Example 4: Sampling Dorm Residents
Students in the dormitories of a university live in clusters of four
double rooms, called suites. There are 48 suites with 8 students
per suite.
a. Describe a cluster sampling procedure for obtaining a
sample of 24 dormitory residents.
b. Students typically chose their friends from their classes as
suite-mates. With that in mind, do you think that cluster
sampling is a good procedure for obtaining a representative
sample of dormitory residents? Explain your answer.
c. The university housing office has separate list of dormitory
residents by class level.
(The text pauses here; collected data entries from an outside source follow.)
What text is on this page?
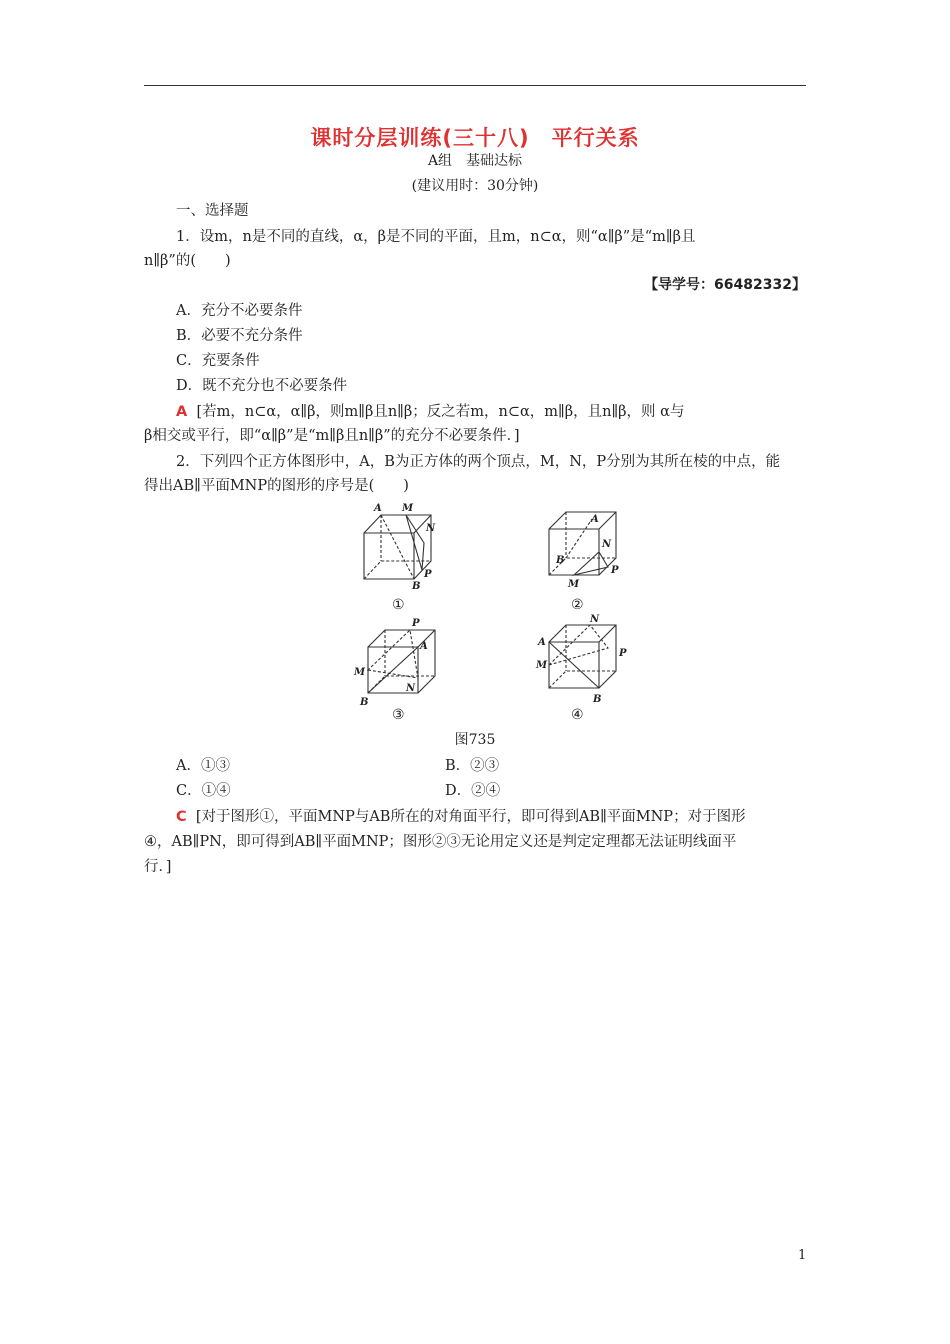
课时分层训练(三十八)　平行关系
A组　基础达标
(建议用时：30分钟)
一、选择题
1．设m，n是不同的直线，α，β是不同的平面，且m，n⊂α，则“α∥β”是“m∥β且
n∥β”的(　　)
【导学号：66482332】
A．充分不必要条件
B．必要不充分条件
C．充要条件
D．既不充分也不必要条件
A [若m，n⊂α，α∥β，则m∥β且n∥β；反之若m，n⊂α，m∥β，且n∥β，则 α与
β相交或平行，即“α∥β”是“m∥β且n∥β”的充分不必要条件．]
2．下列四个正方体图形中，A，B为正方体的两个顶点，M，N，P分别为其所在棱的中点，能
得出AB∥平面MNP的图形的序号是(　　)
A M
N
P
B
①
A
N
B
P
M
②
P
A
M
N
B
③
N
A
M
P
B
④
图735
A．①③	B．②③
C．①④	D．②④
C [对于图形①，平面MNP与AB所在的对角面平行，即可得到AB∥平面MNP；对于图形
④，AB∥PN，即可得到AB∥平面MNP；图形②③无论用定义还是判定定理都无法证明线面平
行．]
1
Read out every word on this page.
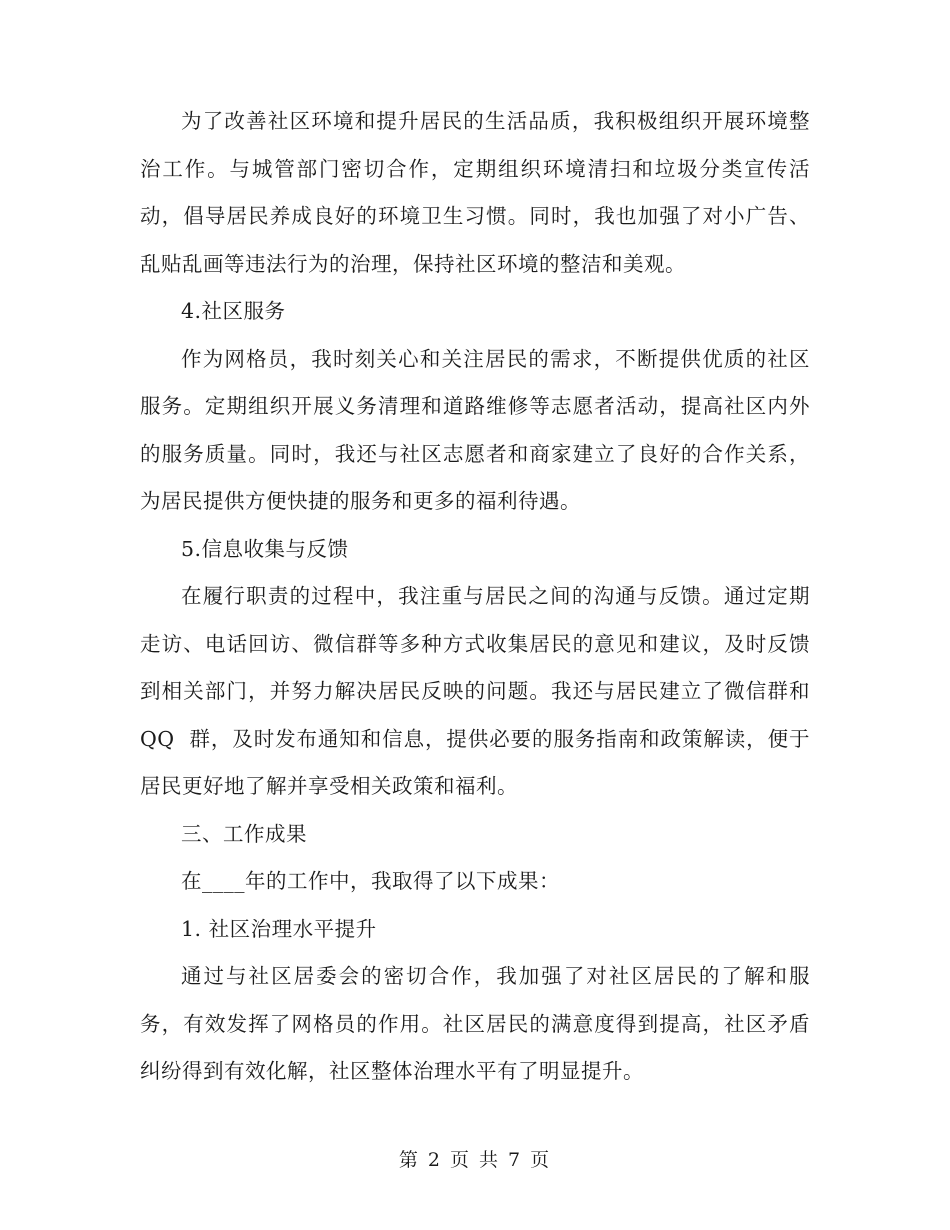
为了改善社区环境和提升居民的生活品质，我积极组织开展环境整治工作。与城管部门密切合作，定期组织环境清扫和垃圾分类宣传活动，倡导居民养成良好的环境卫生习惯。同时，我也加强了对小广告、乱贴乱画等违法行为的治理，保持社区环境的整洁和美观。

4.社区服务

作为网格员，我时刻关心和关注居民的需求，不断提供优质的社区服务。定期组织开展义务清理和道路维修等志愿者活动，提高社区内外的服务质量。同时，我还与社区志愿者和商家建立了良好的合作关系，为居民提供方便快捷的服务和更多的福利待遇。

5.信息收集与反馈

在履行职责的过程中，我注重与居民之间的沟通与反馈。通过定期走访、电话回访、微信群等多种方式收集居民的意见和建议，及时反馈到相关部门，并努力解决居民反映的问题。我还与居民建立了微信群和 QQ  群，及时发布通知和信息，提供必要的服务指南和政策解读，便于居民更好地了解并享受相关政策和福利。

三、工作成果

在____年的工作中，我取得了以下成果：

1. 社区治理水平提升

通过与社区居委会的密切合作，我加强了对社区居民的了解和服务，有效发挥了网格员的作用。社区居民的满意度得到提高，社区矛盾纠纷得到有效化解，社区整体治理水平有了明显提升。

第 2 页 共 7 页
The number of dormitory residents
each class level is as follows:
Class Level
Freshman
Sophomore
Junior
Senior
Number of Dormitory
Residents
128
112
96
48
Use a table to design a procedure for obtaining a stratified sample
of 24 dormitory residents. Use stratified random sampling with
proportional allocation.
Stratified sampling with proportional allocation is more reliable
than cluster sampling. Ideally, the members of each stratum
should be homogenous relative to the characteristic under
consideration.
With all of our sampling techniques we will not have the exact
same results as if we were using the whole population.
Why aren’t the results the same?
Sampling error
Sampling error or chance error due to sampling: is the
discrepancy between the sample and the population.
Sampling bias: a tendency to more likely chose some items from
the population instead of the others
Example 5
Random number table (always start around the center).d
Historically, only men were used in medical studies.
Non sampling errors types
1. Non sampling errors: an error not caused by the sampling
method. Could be caused by the wording of a question.
2. Non response bias: a person not answering a question in a
survey or not returning a written survey.
3. Missing data: the experimenter planned on having data
from a particular group, but the observations are missing.